Il secondo progetto che Sofia dirigerà e che partirà a breve, con focus geografico su Rivne e Kiev, si ripromette di creare opportunità di lavoro a lungo termine, attraverso corsi di formazione professionale e microcredito, ad alcune donne e in particolare a quelle che, dopo anni di guerra al fronte, necessitano di un reinserimento sociale.

Durante la nostra lunga conversazione Sofia mi spiega che sono stato molto fortunato, perché l’ultimo attacco è stato il missile della strage del 31 luglio; dal mio arrivo a Kiev in poi non ci sono stati attacchi di nessun tipo. In effetti alla mia partenza più d’uno mi aveva fatto capire che la situazione di Kiev era molto più pericolosa di quella di Leopoli.

Mi dice che in effetti la situazione è stata per giorni e giorni veramente drammatica, con continue esplosioni che hanno colpito anche zone centrali della città, che mi indica sulla mappa e che proverò a raggiungere perché non sono troppo distanti da dove alloggio.

Per lei, come per tutti gli abitanti di Kiev, ci sono state notti di vera paura, passate insieme ad amici con i sacchi a pelo nei rifugi.

Poi, tra un attacco e l’altro, mazzi di splendidi fiori ricevuti per festeggiare di essere ancora vivi, il lavoro che deve riprendere con il massimo della concentrazione possibile e serate a ballare in luoghi frequentati da tanti giovani e a offerta libera, perché divertirsi è un modo di distrarsi, riprendere energia e resistere.

Mi chiedo e le chiedo se non vi sia ancora il rischio di un’escalation disastrosa, che potrebbe essere addirittura causata dall’incertezza sul fatto che un missile in arrivo sia dotato di un ordigno nucleare.

Sofia mi dice che il problema permane, che del resto lei da anni (mi dice “fin da giovane” e a me viene da ridere perché ha, come ho già detto, venticinque anni e quindi mi vien da pensare “fin da bambina”) è attiva e impegnata a favore del trattato per la messa al bando delle armi nucleari (TPAN), di cui abbiamo parlato tante volte su Pressenza.
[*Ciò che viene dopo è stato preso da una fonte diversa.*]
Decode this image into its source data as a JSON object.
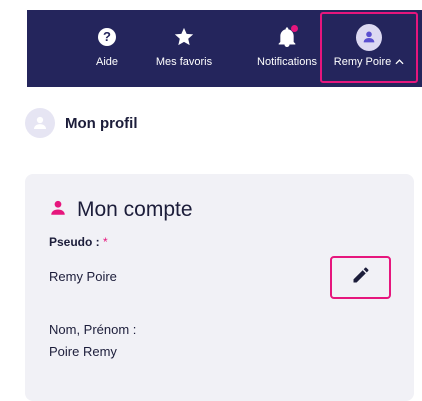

Sofia, come tutti del resto quelli con cui ho parlato, è molto scettica sui colloqui di questi giorni in Alaska e a Washington: troppe volte si era ad un passo dalla pace e poi tutto è saltato.
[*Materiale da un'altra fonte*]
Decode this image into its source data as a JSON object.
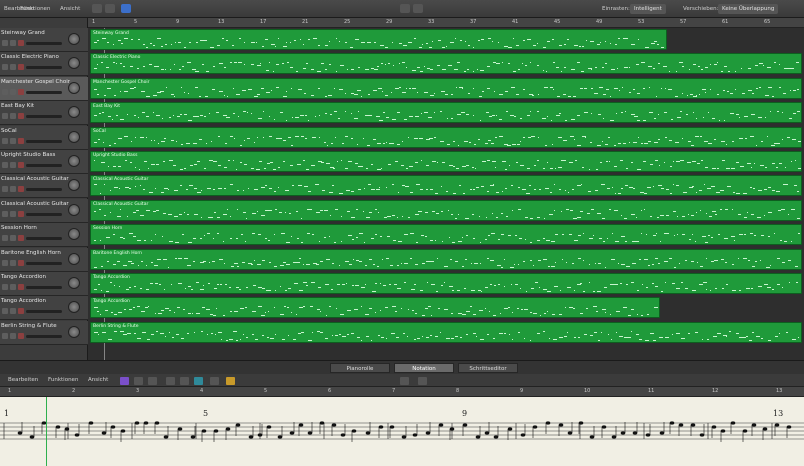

Sono stato fortunato a incontrarla perché l’indomani era in partenza per rientrare, per un paio di settimane di vacanza, nella sua Pescara.

“Vai al mare?” le chiedo.

“A dire il vero vado in montagna in un campo organizzato dalla Croce Rossa… Mi “diverto” così, lì ci saranno i miei amici più cari… Altrimenti restavo qui” mi risponde.
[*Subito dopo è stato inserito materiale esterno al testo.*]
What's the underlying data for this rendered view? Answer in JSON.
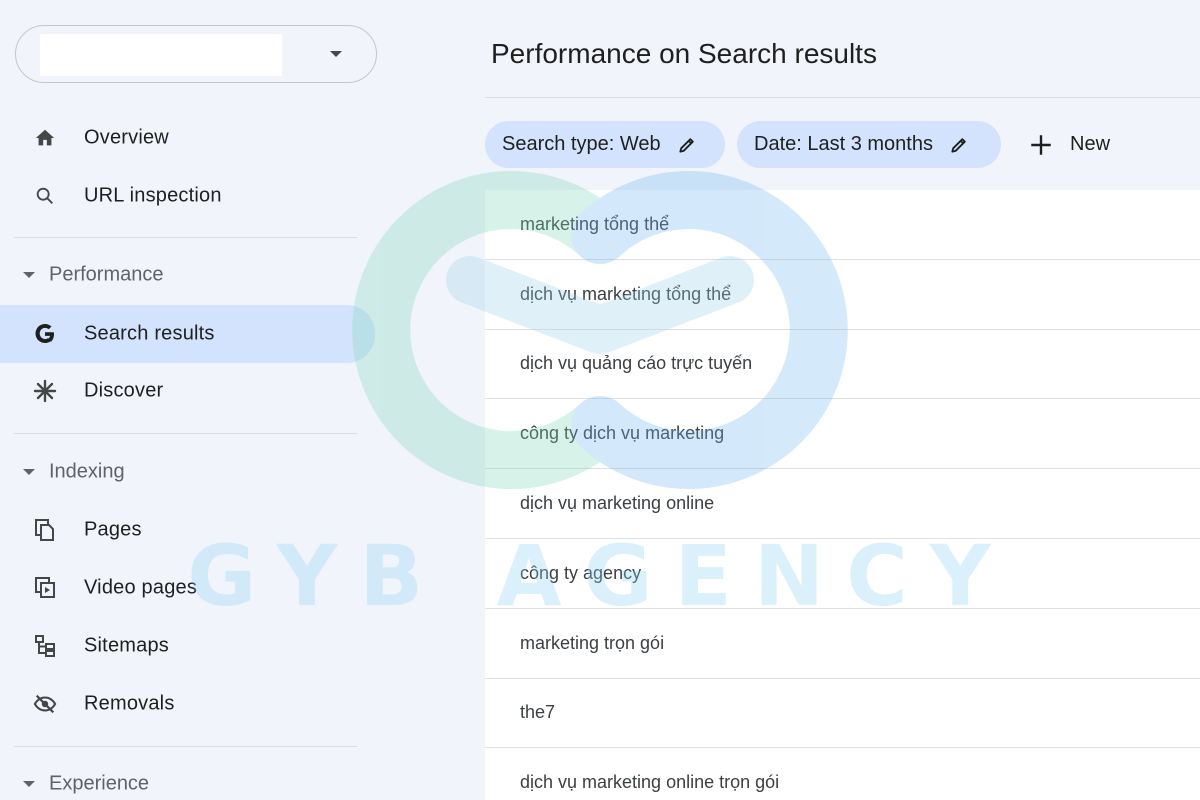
{
  "sidebar": {
    "items": [
      {
        "label": "Overview"
      },
      {
        "label": "URL inspection"
      },
      {
        "label": "Search results"
      },
      {
        "label": "Discover"
      },
      {
        "label": "Pages"
      },
      {
        "label": "Video pages"
      },
      {
        "label": "Sitemaps"
      },
      {
        "label": "Removals"
      }
    ],
    "sections": {
      "performance": "Performance",
      "indexing": "Indexing",
      "experience": "Experience"
    }
  },
  "main": {
    "title": "Performance on Search results",
    "filters": {
      "search_type": "Search type: Web",
      "date": "Date: Last 3 months",
      "new": "New"
    },
    "queries": [
      "marketing tổng thể",
      "dịch vụ marketing tổng thể",
      "dịch vụ quảng cáo trực tuyến",
      "công ty dịch vụ marketing",
      "dịch vụ marketing online",
      "công ty agency",
      "marketing trọn gói",
      "the7",
      "dịch vụ marketing online trọn gói"
    ]
  },
  "watermark": {
    "text": "GYB AGENCY"
  },
  "colors": {
    "active_bg": "#d3e3fd",
    "chip_bg": "#d3e3fd",
    "sidebar_bg": "#f1f4fb"
  }
}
Sofia tornerà dopo le ferie per coordinare il nuovo progetto di sostegno all’imprenditoria femminile.

Questa ragazza, nata nel 1998, attiva sui social, a cui piace andare a ballare e divertirsi con gli amici, non è diversa dai ragazzi della sua generazione, ma come molti di loro vive quotidianamente, come attività professionale, come volontariato o come nel suo caso entrambi le cose, l’impegno a favore di un mondo migliore, diverso, altro.

La mia generazione ha fallito e abbiamo poco da insegnare; possiamo soltanto metterci con grande umiltà al loro servizio, perché se non altro evitino di ripetere i nostri errori.

Loro ci insegnano la concretezza sociale e umana indissolubilmente legata all’impegno politico. Il sorriso con cui mi congeda mi sembra un piccolo raggio di sole che illumina questo mondo “vasto e terribile”.